Oh well, he thought with a sort of fuzzy disinterest, he was finished anyway.
“Sorry, Bek,” he said, or maybe he only tried to say it,—he couldn’t be sure. “Sorry.”
Then a wave of darkness engulfed him, and everything disappeared.
TWENTY THREE
It was dark when Bek finally emerged from belowdecks on the Jerle Shannara, walked to the bow, and looked up at the night sky. The moon was a tiny crescent directly over the mountain they were backed against, newly formed and barely a presence in the immensity of the sky’s vast sweep. Stars sprinkled the indigo firmament like grains of brilliant white sand scattered on black velvet. He had been told once that men had traveled to those stars in the Old World, that they had built and ridden in ships that could navigate the sky as he had the waters of the Blue Divide. It seemed impossible. But then most wonderful things did until someone accomplished them.
He hadn’t been on deck for more than a few moments when Rue Meridian appeared beside him, coming up so silently that he didn’t hear her approach and realized she was there only when she placed a hand over his own.
“Have you slept?” she asked.
He shook his head. Sleep was out of the question.
“How is he?”
He thought about it a moment, staring skyward. “Holding on by his fingernails and slipping.”
They had managed to get Quentin Leah out of the Crake alive, but only barely. With Bek’s help, he had stumbled to within a hundred yards of the trail before collapsing. By then he had lost so much blood that when they had carried him out they could barely get a grip on his clothing. Rue Meridian knew something of treating wounds from her time on the Prekkendorran, so after tying off the severed arteries with tourniquets, she had stitched and bandaged him as best she could. The patching of the surface wounds was not difficult, nor the setting of the broken bones. But there were internal injuries with which she did not have the skill to deal, so that much of the care Quentin needed could not be provided. Healing would have to come from within, and everyone knew that any chance of that happening here was small.
Their best bet was to either get him to a healing center in the Four Lands or to find a local Healer. The former was out of the question. There simply wasn’t time. As for the latter, the Rindge offered the only possibility of help. Panax had gone to see what they could do, but had returned empty-handed. When a Rindge was in Quentin’s condition, his people could do no more for him than the company of the Jerle Shannara could for Quentin.

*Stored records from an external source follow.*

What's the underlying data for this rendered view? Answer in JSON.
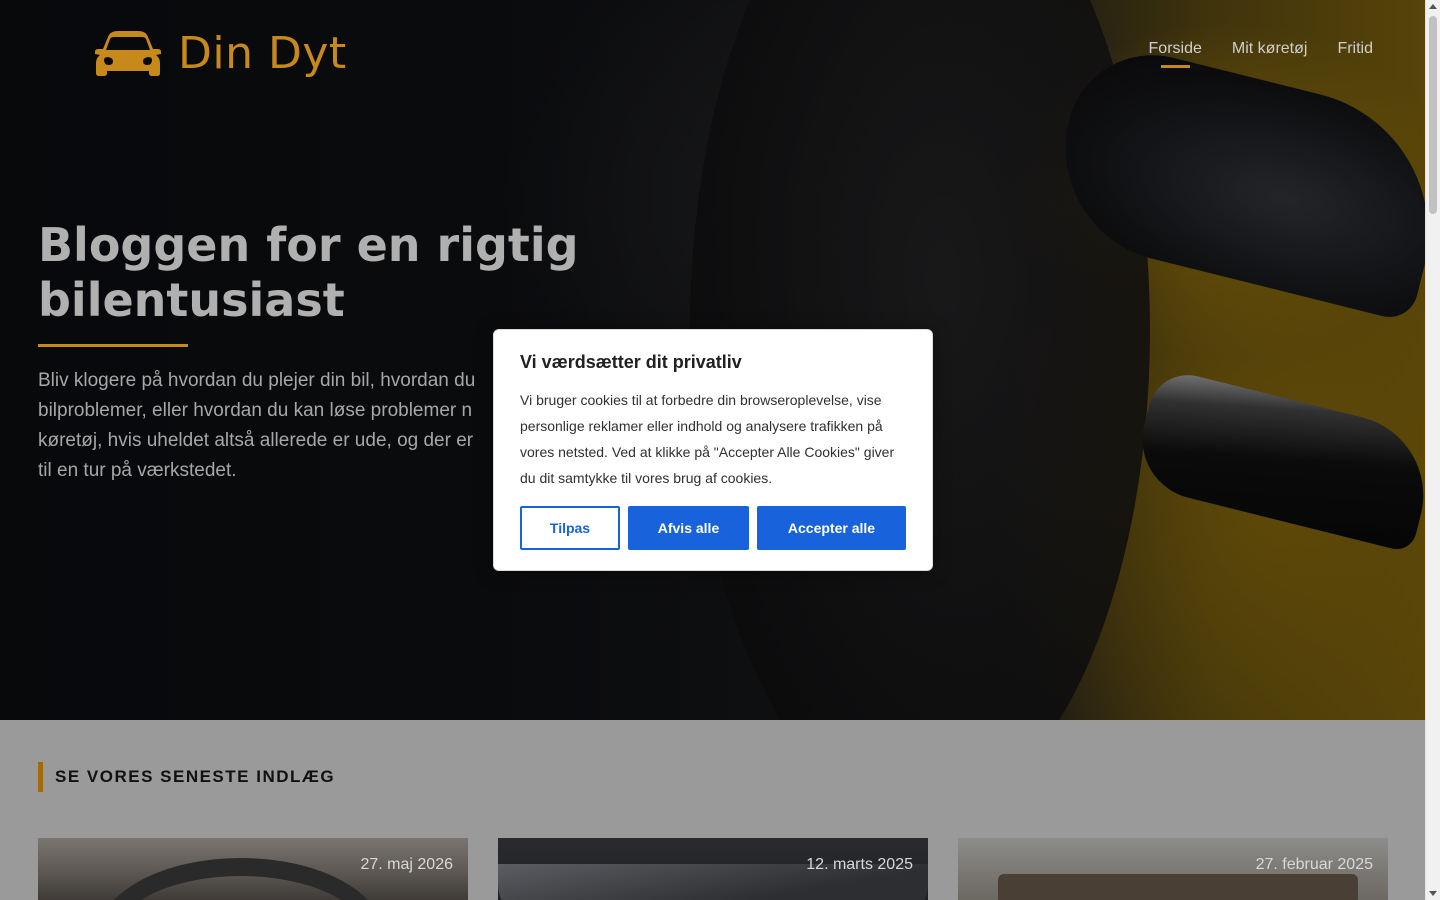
{
  "brand": {
    "name": "Din Dyt",
    "accent_color": "#c7891a",
    "logo_icon": "car-icon"
  },
  "nav": {
    "items": [
      {
        "label": "Forside",
        "active": true
      },
      {
        "label": "Mit køretøj",
        "active": false
      },
      {
        "label": "Fritid",
        "active": false
      }
    ]
  },
  "hero": {
    "title": "Bloggen for en rigtig bilentusiast",
    "text_lines": [
      "Bliv klogere på hvordan du plejer din bil, hvordan du",
      "bilproblemer, eller hvordan du kan løse problemer n",
      "køretøj, hvis uheldet altså allerede er ude, og der er",
      "til en tur på værkstedet."
    ]
  },
  "latest": {
    "title": "SE VORES SENESTE INDLÆG",
    "cards": [
      {
        "date": "27. maj 2026"
      },
      {
        "date": "12. marts 2025"
      },
      {
        "date": "27. februar 2025"
      }
    ]
  },
  "cookie_modal": {
    "title": "Vi værdsætter dit privatliv",
    "body": "Vi bruger cookies til at forbedre din browseroplevelse, vise personlige reklamer eller indhold og analysere trafikken på vores netsted. Ved at klikke på \"Accepter Alle Cookies\" giver du dit samtykke til vores brug af cookies.",
    "customize_label": "Tilpas",
    "reject_label": "Afvis alle",
    "accept_label": "Accepter alle",
    "button_color": "#1863dc"
  }
}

“Is he alone?” Rue asked Bek.
He shook his head. “Panax is watching him.”
“Why don’t you try to sleep for a few hours? There isn’t anything more you can do.”

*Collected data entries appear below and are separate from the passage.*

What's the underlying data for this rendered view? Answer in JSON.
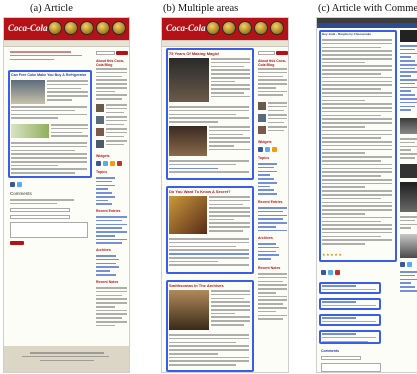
{
  "captions": {
    "a": "(a) Article",
    "b": "(b) Multiple areas",
    "c": "(c) Article with Comments"
  },
  "brand": {
    "logo_text": "Coca-Cola",
    "accent": "#b51218",
    "highlight": "#3b5ee6"
  },
  "article_a": {
    "title": "Can Free Coke Make You Buy A Refrigerator",
    "comments_heading": "Comments"
  },
  "sidebar": {
    "heading": "About this Coca-Cola Blog",
    "widgets_heading": "Widgets",
    "topics_heading": "Topics",
    "recent_heading": "Recent Entries",
    "archives_heading": "Archives",
    "recent_notes_heading": "Recent Notes"
  },
  "areas_b": {
    "area1_title": "75 Years Of Making Magic!",
    "area2_title": "Do You Want To Know A Secret?",
    "area3_title": "Smithsonian In The Archives"
  },
  "article_c": {
    "blog_title": "Hey Jude - Raspberry Cheesecake",
    "comments_heading": "Comments"
  }
}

“I can be with him. I can be there for him. I’ll go back down in just a moment.”
“Panax will look after him.”
“Panax isn’t the one he counts on.”
She didn’t reply to that. She just stood there beside him, keeping him company, staring up at the stars. The Crake was a sea of impenetrable black within the cup of the mountains, silent and stripped of definition. Bek took a moment to look down at it, chilled by doing so, the memories of the afternoon still raw and terrible, endlessly repeating in his mind. He couldn’t get past them, not even now when he was safely away from their cause.
“You’re exhausted,” she said finally.
He nodded in agreement.
“You have to sleep, Bek.”
“I left his sword down there.” He pointed toward the valley.
“What?”
“His sword. I was so busy trying to get him out that I forgot about it entirely. I just left it behind.”
She nodded. “It won’t go anywhere. We can get it back tomorrow, when it’s light.”
“I’ll get it back,” he insisted. “I’m the one who left it. It’s my responsibility.”
He pictured it lying in the earth by the dead Graak, its smooth surface covered with blood and dirt. Had it been broken by the weight of the monster rolling over it, broken as Quentin was? He hadn’t noticed, hadn’t even glanced at it. A talisman of such power, and he hadn’t even thought about it. He’d just thought about Quentin, and he’d done that too late for it to matter.